PROVIDING THE PLAYLISTSFLB


TUNE IN

What: Valslist.com, run by Boardman native Val (Gruger) Haller.

Details: An ever-changing collection of the best new music, handpicked for adults who don’t have the time to keep up.

By GUY D’ASTOLFO

dastolfo@vindy.com

A Valley native is using her website to help busy adults keep up with current music.

Val Haller, a 1975 graduate of Boardman High School (she was known as Val Gruger back then), is the founder and driving force behind Valslist.com. She handpicks the best new rock and pop music for older working folks who just don’t have the time to keep up. Her site is linked to iTunes, so visitors can immediately buy the songs they hear.

Haller, 55, launched the specialty site five years ago. Valslist.com has grown dramatically, turning Haller into a music business insider.

The site’s circle of attention keeps getting wider; it is the subject of a feature story in the current edition of Oprah magazine.

Haller lives in the Chicago suburb of Winnetka, Ill., with her husband, Mark. She moved to the Chicago area in 1979 after graduating from Miami University of Ohio, but her parents still live in Canfield. She worked in the insurance business after college before halting her career to raise her four sons, who are now in their 20s.

Haller is not a musician, but her keen interest in music goes back to her childhood. She became the go-to girl when her friends needed a playlist for parties, a task she happily continued through her adult life.

In a phone interview from her Winnetka home, she talked about how valslist.com got started. “At age 50, I started to see a big problem,” she said. “People my age had lost track of new music. When iTunes opened, people my age were busy with kids and career and didn’t learn how to use it, and they became more disconnected than ever.”

Her friends had always enlisted her to create playlists for their parties, and she began to think about making her playlist public.

“I started to feel strongly about it,” she said. “The demographic of baby boomers needed help.”

Because Haller had been lending out her playlist — she had taken to calling it Val’s list — to friends, she already had a product and target audience.

But she wrestled with how to get it before the public.

The solution came when one of her sons suggested becoming an iTunes affiliate. Haller’s website links to the online sales giant, and she collects a percentage from every sale.

Valslist.com, she said, has evolved into a brand name that’s getting a lot of attention. Influential music blogger Bob Lefsetz wrote about the site shortly after it launched, likening Haller to an old-fashioned DJ who sorts through tons of music and selects only the best. “After his article, I got bombarded by managers and bands, saying, ‘Please put me on your website,’” she said.

Another email came from none other than David Gilmour of Pink Floyd, who told Haller he loves her site.

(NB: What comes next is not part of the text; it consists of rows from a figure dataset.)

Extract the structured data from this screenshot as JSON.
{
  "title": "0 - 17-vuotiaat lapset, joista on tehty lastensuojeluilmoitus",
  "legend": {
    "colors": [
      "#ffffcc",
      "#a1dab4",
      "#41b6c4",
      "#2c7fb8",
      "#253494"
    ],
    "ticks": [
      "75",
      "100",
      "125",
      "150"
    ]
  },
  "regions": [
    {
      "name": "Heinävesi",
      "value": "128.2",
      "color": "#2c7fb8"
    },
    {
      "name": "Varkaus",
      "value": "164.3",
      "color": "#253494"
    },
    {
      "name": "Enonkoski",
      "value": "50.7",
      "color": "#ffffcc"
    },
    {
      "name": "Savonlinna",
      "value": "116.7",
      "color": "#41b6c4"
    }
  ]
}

Haller, who sees herself as a concierge of music, said the time was right for her website. “The digital age allows every artist to put their stuff out there, but there’s too much and you need someone to filter it,” she said. The baby-boom generation is a lucrative market, she said, because it grew up paying for music and has no problem continuing to do so.

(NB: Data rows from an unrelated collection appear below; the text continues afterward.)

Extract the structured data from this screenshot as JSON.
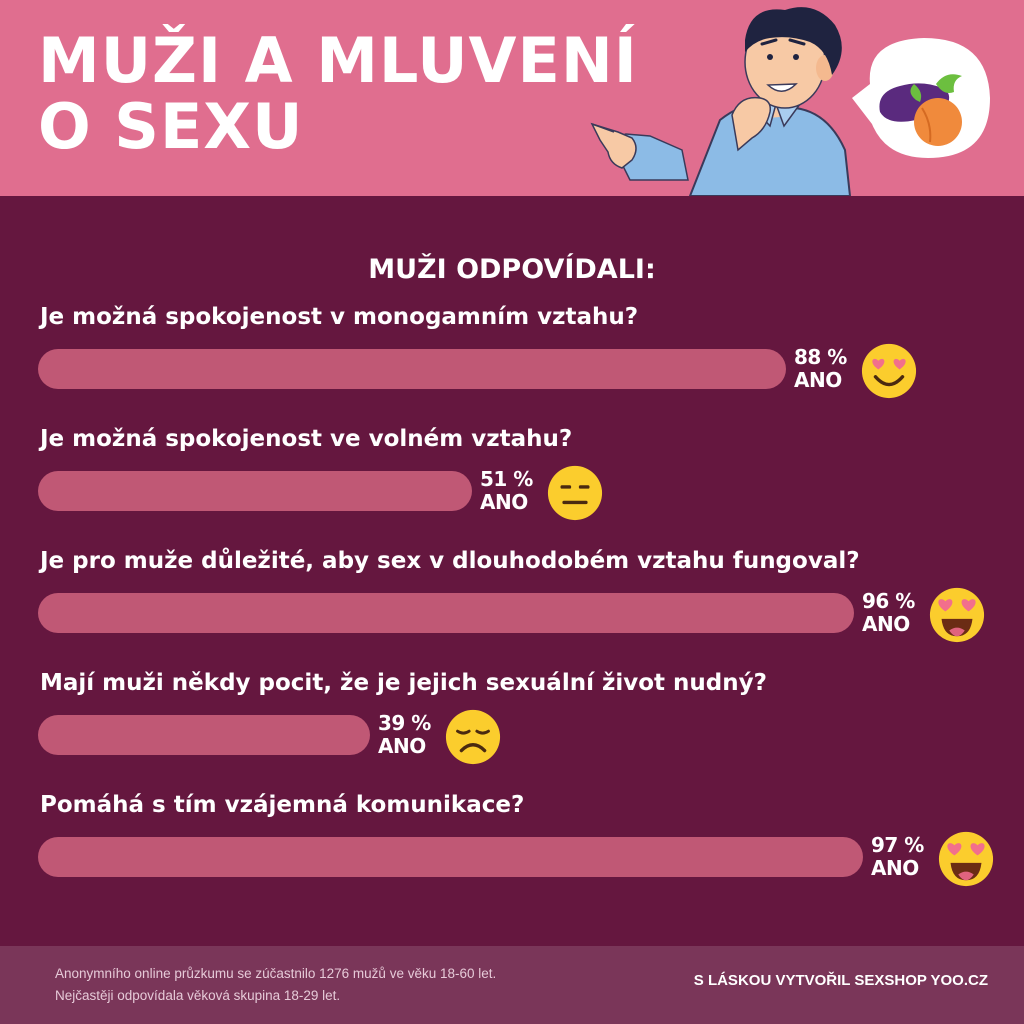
{
  "header": {
    "title_line1": "MUŽI A MLUVENÍ",
    "title_line2": "O SEXU"
  },
  "section_heading": "MUŽI ODPOVÍDALI:",
  "chart_data": {
    "type": "bar",
    "orientation": "horizontal",
    "xlim": [
      0,
      100
    ],
    "grid": false,
    "categories": [
      "Je možná spokojenost v monogamním vztahu?",
      "Je možná spokojenost ve volném vztahu?",
      "Je pro muže důležité, aby sex v dlouhodobém vztahu fungoval?",
      "Mají muži někdy pocit, že je jejich sexuální život nudný?",
      "Pomáhá s tím vzájemná komunikace?"
    ],
    "values": [
      88,
      51,
      96,
      39,
      97
    ],
    "value_labels": [
      "88 %",
      "51 %",
      "96 %",
      "39 %",
      "97 %"
    ],
    "answer_labels": [
      "ANO",
      "ANO",
      "ANO",
      "ANO",
      "ANO"
    ],
    "emojis": [
      "smiling-heart-eyes-emoji",
      "neutral-face-emoji",
      "star-struck-heart-eyes-emoji",
      "disappointed-face-emoji",
      "star-struck-heart-eyes-emoji"
    ],
    "bar_color": "#c05875"
  },
  "footer": {
    "note_line1": "Anonymního online průzkumu se zúčastnilo 1276 mužů ve věku 18-60 let.",
    "note_line2": "Nejčastěji odpovídala věková skupina 18-29 let.",
    "credit": "S LÁSKOU VYTVOŘIL SEXSHOP YOO.CZ"
  },
  "colors": {
    "header_bg": "#e06e8f",
    "main_bg": "#65173f",
    "footer_bg": "#7a3659",
    "emoji_yellow": "#fbcd2d",
    "heart": "#f26f8c"
  }
}
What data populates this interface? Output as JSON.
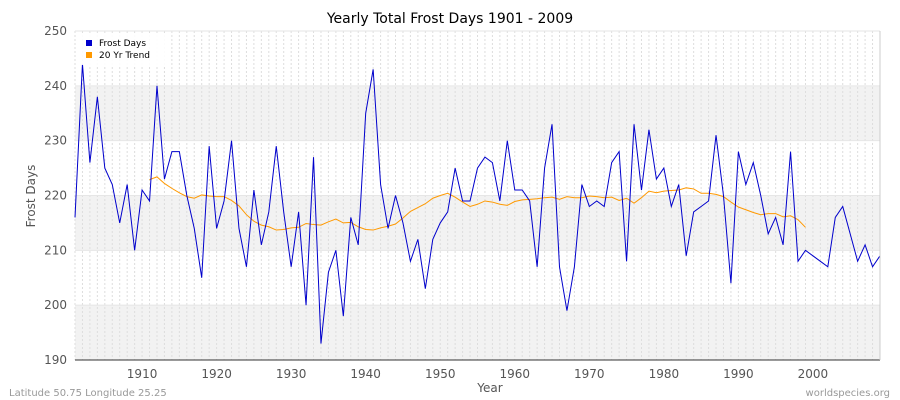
{
  "chart_data": {
    "type": "line",
    "title": "Yearly Total Frost Days 1901 - 2009",
    "xlabel": "Year",
    "ylabel": "Frost Days",
    "xlim": [
      1901,
      2009
    ],
    "ylim": [
      190,
      250
    ],
    "x_ticks": [
      1910,
      1920,
      1930,
      1940,
      1950,
      1960,
      1970,
      1980,
      1990,
      2000
    ],
    "y_ticks": [
      190,
      200,
      210,
      220,
      230,
      240,
      250
    ],
    "grid": true,
    "legend_position": "top-left",
    "series": [
      {
        "name": "Frost Days",
        "color": "#0000cc",
        "x": [
          1901,
          1902,
          1903,
          1904,
          1905,
          1906,
          1907,
          1908,
          1909,
          1910,
          1911,
          1912,
          1913,
          1914,
          1915,
          1916,
          1917,
          1918,
          1919,
          1920,
          1921,
          1922,
          1923,
          1924,
          1925,
          1926,
          1927,
          1928,
          1929,
          1930,
          1931,
          1932,
          1933,
          1934,
          1935,
          1936,
          1937,
          1938,
          1939,
          1940,
          1941,
          1942,
          1943,
          1944,
          1945,
          1946,
          1947,
          1948,
          1949,
          1950,
          1951,
          1952,
          1953,
          1954,
          1955,
          1956,
          1957,
          1958,
          1959,
          1960,
          1961,
          1962,
          1963,
          1964,
          1965,
          1966,
          1967,
          1968,
          1969,
          1970,
          1971,
          1972,
          1973,
          1974,
          1975,
          1976,
          1977,
          1978,
          1979,
          1980,
          1981,
          1982,
          1983,
          1984,
          1985,
          1986,
          1987,
          1988,
          1989,
          1990,
          1991,
          1992,
          1993,
          1994,
          1995,
          1996,
          1997,
          1998,
          1999,
          2000,
          2001,
          2002,
          2003,
          2004,
          2005,
          2006,
          2007,
          2008,
          2009
        ],
        "values": [
          216,
          244,
          226,
          238,
          225,
          222,
          215,
          222,
          210,
          221,
          219,
          240,
          223,
          228,
          228,
          220,
          214,
          205,
          229,
          214,
          219,
          230,
          214,
          207,
          221,
          211,
          217,
          229,
          217,
          207,
          217,
          200,
          227,
          193,
          206,
          210,
          198,
          216,
          211,
          235,
          243,
          222,
          214,
          220,
          215,
          208,
          212,
          203,
          212,
          215,
          217,
          225,
          219,
          219,
          225,
          227,
          226,
          219,
          230,
          221,
          221,
          219,
          207,
          225,
          233,
          207,
          199,
          207,
          222,
          218,
          219,
          218,
          226,
          228,
          208,
          233,
          221,
          232,
          223,
          225,
          218,
          222,
          209,
          217,
          218,
          219,
          231,
          220,
          204,
          228,
          222,
          226,
          220,
          213,
          216,
          211,
          228,
          208,
          210,
          209,
          208,
          207,
          216,
          218,
          213,
          208,
          211,
          207,
          209
        ]
      },
      {
        "name": "20 Yr Trend",
        "color": "#ff9900",
        "x": [
          1911,
          1912,
          1913,
          1914,
          1915,
          1916,
          1917,
          1918,
          1919,
          1920,
          1921,
          1922,
          1923,
          1924,
          1925,
          1926,
          1927,
          1928,
          1929,
          1930,
          1931,
          1932,
          1933,
          1934,
          1935,
          1936,
          1937,
          1938,
          1939,
          1940,
          1941,
          1942,
          1943,
          1944,
          1945,
          1946,
          1947,
          1948,
          1949,
          1950,
          1951,
          1952,
          1953,
          1954,
          1955,
          1956,
          1957,
          1958,
          1959,
          1960,
          1961,
          1962,
          1963,
          1964,
          1965,
          1966,
          1967,
          1968,
          1969,
          1970,
          1971,
          1972,
          1973,
          1974,
          1975,
          1976,
          1977,
          1978,
          1979,
          1980,
          1981,
          1982,
          1983,
          1984,
          1985,
          1986,
          1987,
          1988,
          1989,
          1990,
          1991,
          1992,
          1993,
          1994,
          1995,
          1996,
          1997,
          1998,
          1999
        ],
        "values": [
          222.9,
          223.4,
          222.2,
          221.3,
          220.5,
          219.8,
          219.5,
          220.1,
          219.9,
          219.8,
          219.8,
          219.1,
          218.1,
          216.5,
          215.3,
          214.6,
          214.3,
          213.7,
          213.8,
          214.1,
          214.2,
          214.9,
          214.7,
          214.6,
          215.2,
          215.7,
          215.0,
          215.1,
          214.3,
          213.8,
          213.7,
          214.1,
          214.4,
          214.8,
          215.9,
          217.1,
          217.8,
          218.5,
          219.5,
          220.0,
          220.4,
          219.7,
          218.8,
          218.0,
          218.4,
          219.0,
          218.8,
          218.4,
          218.2,
          218.9,
          219.2,
          219.3,
          219.4,
          219.6,
          219.7,
          219.3,
          219.8,
          219.6,
          219.6,
          219.9,
          219.8,
          219.6,
          219.7,
          219.1,
          219.5,
          218.6,
          219.6,
          220.8,
          220.5,
          220.8,
          220.9,
          221.0,
          221.4,
          221.2,
          220.4,
          220.4,
          220.2,
          219.8,
          218.8,
          217.9,
          217.4,
          216.9,
          216.5,
          216.7,
          216.7,
          216.1,
          216.3,
          215.6,
          214.2
        ]
      }
    ]
  },
  "footer": {
    "left": "Latitude 50.75 Longitude 25.25",
    "right": "worldspecies.org"
  }
}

Unlike sites such as pandora.com, which use computer algorithms to steer listeners to new bands based on their current favorites, Haller’s site uses the human touch. She listens to music all day with a sharp ear for what stands out from the pack.

This week, her playist includes songs by the likes of Zach Heckendorf, Chris Smither, Joe Strummer and the Mescaleros, Shawn Colvin, Gotye and Tedeschi Trucks Band.

Haller works out of her home — it allows her to juggle family and career — with the help of a handful of unpaid interns, some of whom are college students.

She also puts her expertise to work by writing a column for a few music publications, as well as a blog on her own site.

Although Valslist.com targets busy adults, they are not the only ones who use it. Haller said she was surprised to learn that many younger people — teens and early 20s — also are checking it out.

“My sons tease me, because they say it’s awkward when your mom knows about a band before you do,” she said with a laugh.